Pour établir l’existence d’une situation d’urgence, Mme B... fait valoir que la décision attaquée l’empêche d’exercer son activité professionnelle d’aide-soignante à domicile, ce qui la prive de revenus et compromet la continuité des soins des personnes dépendantes auprès desquelles elle intervenait quotidiennement, qu’elle ne peut plus accomplir les déplacements nécessaires aux besoins élémentaires de la vie courante et que cette situation affecte son état de santé psychologique. Toutefois, la requérante ne produit au soutien de sa requête aucun élément de nature à établir la réalité de l’affirmation selon laquelle la décision attaquée emporte des conséquences graves et immédiates sur sa situation professionnelle et personnelle. Dans ces circonstances, la condition d’urgence requise par les dispositions précitées de l’article L. 521-1 du code de justice administrative ne peut être regardée comme remplie.

En second lieu, aux termes de l’article R. 412-1 du code de justice administrative : « La requête doit, à peine d'irrecevabilité, être accompagnée, sauf impossibilité justifiée, de l'acte attaqué ou, dans le cas mentionné à l'article R. 421-2, de la pièce justifiant de la date de dépôt de la réclamation. / Cet acte ou cette pièce doit, à peine d'irrecevabilité, être accompagné d'une copie ».

Selon l’article R. 522-2 du même code, ne sont pas applicables les dispositions de l'article R. 612-1 qui indiquent que « Lorsque des conclusions sont entachées d'une irrecevabilité susceptible d'être couverte après l'expiration du délai de recours, la juridiction ne peut les rejeter en relevant d'office cette irrecevabilité qu'après avoir invité leur auteur à les régulariser. / (…). »

Mme B... se borne à produire le relevé d’information intégral issu du système national des permis de conduire en faisant valoir que la décision par laquelle la préfète de l’Ain a suspendu son permis de conduire ne lui a jamais été notifiée.

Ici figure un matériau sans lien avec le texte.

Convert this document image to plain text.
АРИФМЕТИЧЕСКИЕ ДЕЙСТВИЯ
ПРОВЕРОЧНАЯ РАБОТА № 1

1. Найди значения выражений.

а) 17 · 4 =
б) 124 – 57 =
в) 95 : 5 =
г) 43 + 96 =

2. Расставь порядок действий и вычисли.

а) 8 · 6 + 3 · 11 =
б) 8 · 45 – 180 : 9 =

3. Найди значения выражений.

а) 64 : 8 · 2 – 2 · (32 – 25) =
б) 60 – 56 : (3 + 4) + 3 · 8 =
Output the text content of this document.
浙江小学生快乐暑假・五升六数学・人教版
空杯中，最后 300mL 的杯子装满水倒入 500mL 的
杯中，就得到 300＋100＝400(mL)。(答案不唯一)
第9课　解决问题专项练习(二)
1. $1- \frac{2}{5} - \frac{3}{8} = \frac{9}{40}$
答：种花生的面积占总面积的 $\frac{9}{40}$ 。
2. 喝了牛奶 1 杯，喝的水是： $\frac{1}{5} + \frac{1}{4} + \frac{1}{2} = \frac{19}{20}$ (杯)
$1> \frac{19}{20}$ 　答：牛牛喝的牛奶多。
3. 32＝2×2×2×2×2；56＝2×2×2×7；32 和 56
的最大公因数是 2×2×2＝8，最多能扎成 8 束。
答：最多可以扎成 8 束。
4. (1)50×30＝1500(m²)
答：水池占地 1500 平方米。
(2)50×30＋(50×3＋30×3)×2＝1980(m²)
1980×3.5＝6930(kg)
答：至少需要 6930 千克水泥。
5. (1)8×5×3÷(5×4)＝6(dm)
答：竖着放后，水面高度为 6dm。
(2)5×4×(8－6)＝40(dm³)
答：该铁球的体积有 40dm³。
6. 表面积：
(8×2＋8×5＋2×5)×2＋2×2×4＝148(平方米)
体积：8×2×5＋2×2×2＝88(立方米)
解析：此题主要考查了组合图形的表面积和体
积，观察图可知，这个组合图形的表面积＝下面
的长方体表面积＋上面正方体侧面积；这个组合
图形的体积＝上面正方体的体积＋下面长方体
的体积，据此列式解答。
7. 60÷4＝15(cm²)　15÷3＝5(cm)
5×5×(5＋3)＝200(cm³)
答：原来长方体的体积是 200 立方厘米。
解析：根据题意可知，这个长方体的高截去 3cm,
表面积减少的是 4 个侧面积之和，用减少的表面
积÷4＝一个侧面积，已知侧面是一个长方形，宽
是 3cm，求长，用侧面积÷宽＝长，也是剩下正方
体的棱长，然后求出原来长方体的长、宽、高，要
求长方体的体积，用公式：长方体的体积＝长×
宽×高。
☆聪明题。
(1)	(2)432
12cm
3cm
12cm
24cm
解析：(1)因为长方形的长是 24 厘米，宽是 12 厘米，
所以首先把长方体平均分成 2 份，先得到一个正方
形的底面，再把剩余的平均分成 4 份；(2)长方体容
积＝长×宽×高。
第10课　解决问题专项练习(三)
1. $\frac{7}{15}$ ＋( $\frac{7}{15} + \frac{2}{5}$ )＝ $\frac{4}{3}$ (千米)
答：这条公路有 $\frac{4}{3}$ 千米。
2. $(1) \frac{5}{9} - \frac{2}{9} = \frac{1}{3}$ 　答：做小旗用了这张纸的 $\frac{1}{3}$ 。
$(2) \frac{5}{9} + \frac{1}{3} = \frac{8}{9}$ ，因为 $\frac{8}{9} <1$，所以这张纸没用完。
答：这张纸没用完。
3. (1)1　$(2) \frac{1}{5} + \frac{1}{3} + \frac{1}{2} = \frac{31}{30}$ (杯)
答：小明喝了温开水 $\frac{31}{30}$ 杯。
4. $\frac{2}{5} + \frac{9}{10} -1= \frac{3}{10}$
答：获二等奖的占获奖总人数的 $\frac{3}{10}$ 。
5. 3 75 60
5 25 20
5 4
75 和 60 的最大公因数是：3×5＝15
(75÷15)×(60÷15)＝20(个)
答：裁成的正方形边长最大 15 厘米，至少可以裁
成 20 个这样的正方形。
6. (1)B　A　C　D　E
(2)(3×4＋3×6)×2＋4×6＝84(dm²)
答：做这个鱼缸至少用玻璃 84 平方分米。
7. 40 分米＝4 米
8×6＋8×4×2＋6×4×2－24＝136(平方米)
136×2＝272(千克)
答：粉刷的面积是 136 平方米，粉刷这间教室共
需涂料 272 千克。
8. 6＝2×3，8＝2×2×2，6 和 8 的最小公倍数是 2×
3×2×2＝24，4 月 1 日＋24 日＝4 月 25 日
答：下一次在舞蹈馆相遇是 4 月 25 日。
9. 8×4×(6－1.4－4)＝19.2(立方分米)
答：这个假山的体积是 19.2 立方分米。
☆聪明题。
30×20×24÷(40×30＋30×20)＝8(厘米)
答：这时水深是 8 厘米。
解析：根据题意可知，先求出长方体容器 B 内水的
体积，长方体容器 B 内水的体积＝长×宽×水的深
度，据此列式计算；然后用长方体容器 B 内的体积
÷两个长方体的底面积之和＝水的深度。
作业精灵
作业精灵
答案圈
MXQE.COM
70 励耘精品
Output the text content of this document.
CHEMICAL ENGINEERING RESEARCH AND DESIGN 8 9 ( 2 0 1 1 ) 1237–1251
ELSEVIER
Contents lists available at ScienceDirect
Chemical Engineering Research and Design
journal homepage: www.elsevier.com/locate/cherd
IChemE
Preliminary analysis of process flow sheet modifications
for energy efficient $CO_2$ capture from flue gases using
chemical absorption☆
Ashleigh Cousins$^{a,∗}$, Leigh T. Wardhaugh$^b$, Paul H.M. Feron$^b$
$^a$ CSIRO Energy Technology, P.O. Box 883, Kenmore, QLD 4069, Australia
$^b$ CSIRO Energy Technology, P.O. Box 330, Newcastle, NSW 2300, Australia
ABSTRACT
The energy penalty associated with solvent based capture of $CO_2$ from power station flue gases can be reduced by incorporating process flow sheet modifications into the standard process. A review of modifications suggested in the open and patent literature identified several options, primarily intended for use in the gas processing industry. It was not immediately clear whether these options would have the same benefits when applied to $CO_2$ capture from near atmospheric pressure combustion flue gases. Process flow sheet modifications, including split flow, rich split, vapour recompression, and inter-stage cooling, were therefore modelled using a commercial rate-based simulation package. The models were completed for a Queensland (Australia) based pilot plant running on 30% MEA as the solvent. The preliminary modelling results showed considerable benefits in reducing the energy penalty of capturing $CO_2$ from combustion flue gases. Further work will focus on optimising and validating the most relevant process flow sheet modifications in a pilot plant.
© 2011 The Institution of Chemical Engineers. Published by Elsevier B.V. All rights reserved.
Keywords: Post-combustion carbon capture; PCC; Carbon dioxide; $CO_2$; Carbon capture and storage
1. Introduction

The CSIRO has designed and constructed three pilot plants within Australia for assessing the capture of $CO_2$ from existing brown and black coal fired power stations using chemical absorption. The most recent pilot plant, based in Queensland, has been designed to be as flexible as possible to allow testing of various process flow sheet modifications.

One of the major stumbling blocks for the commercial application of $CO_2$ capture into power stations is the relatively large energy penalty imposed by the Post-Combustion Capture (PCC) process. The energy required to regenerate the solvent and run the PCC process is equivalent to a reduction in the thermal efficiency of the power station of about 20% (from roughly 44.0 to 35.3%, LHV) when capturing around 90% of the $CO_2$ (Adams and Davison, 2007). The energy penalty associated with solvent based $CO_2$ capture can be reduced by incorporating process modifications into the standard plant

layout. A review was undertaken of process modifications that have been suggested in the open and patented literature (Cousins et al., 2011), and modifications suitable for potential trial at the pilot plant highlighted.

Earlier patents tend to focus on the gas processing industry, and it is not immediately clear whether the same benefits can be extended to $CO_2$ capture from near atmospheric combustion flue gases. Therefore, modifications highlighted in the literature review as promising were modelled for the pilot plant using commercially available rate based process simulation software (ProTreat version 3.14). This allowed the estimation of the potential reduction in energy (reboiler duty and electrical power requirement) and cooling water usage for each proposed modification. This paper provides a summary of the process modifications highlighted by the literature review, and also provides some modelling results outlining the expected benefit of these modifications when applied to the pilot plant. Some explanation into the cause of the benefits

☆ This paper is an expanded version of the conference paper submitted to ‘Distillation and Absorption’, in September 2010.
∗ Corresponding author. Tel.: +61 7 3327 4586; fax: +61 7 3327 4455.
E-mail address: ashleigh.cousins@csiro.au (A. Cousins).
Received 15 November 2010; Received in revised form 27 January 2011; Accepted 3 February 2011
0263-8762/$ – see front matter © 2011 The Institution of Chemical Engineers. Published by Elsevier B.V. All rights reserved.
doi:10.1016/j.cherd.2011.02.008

Toutefois, alors que la requérante n’allègue ni ne démontre avoir entrepris des démarches pour obtenir la communication de cette décision, sa demande ne peut être regardée comme présentée conformément aux dispositions de l’article R. 412-1 du code de justice administrative.

Il résulte de ce qui précède que la requête de Mme B... doit être rejetée selon la modalité prévue par l’article L. 522-3 du code de justice administrative.


ORDONNE :


Article 1er : La requête de Mme B... est rejetée.

Article 2 : La présente ordonnance sera notifiée à Mme A... B....




Fait à Lyon le 1er octobre 2025.




Le juge des référés







J.-P. Chenevey




La République mande et ordonne à la préfète de l’Ain en ce qui la concerne ou à tous commissaires de justice à ce requis en ce qui concerne les voies de droit commun contre les parties privées, de pourvoir à l'exécution de la présente décision.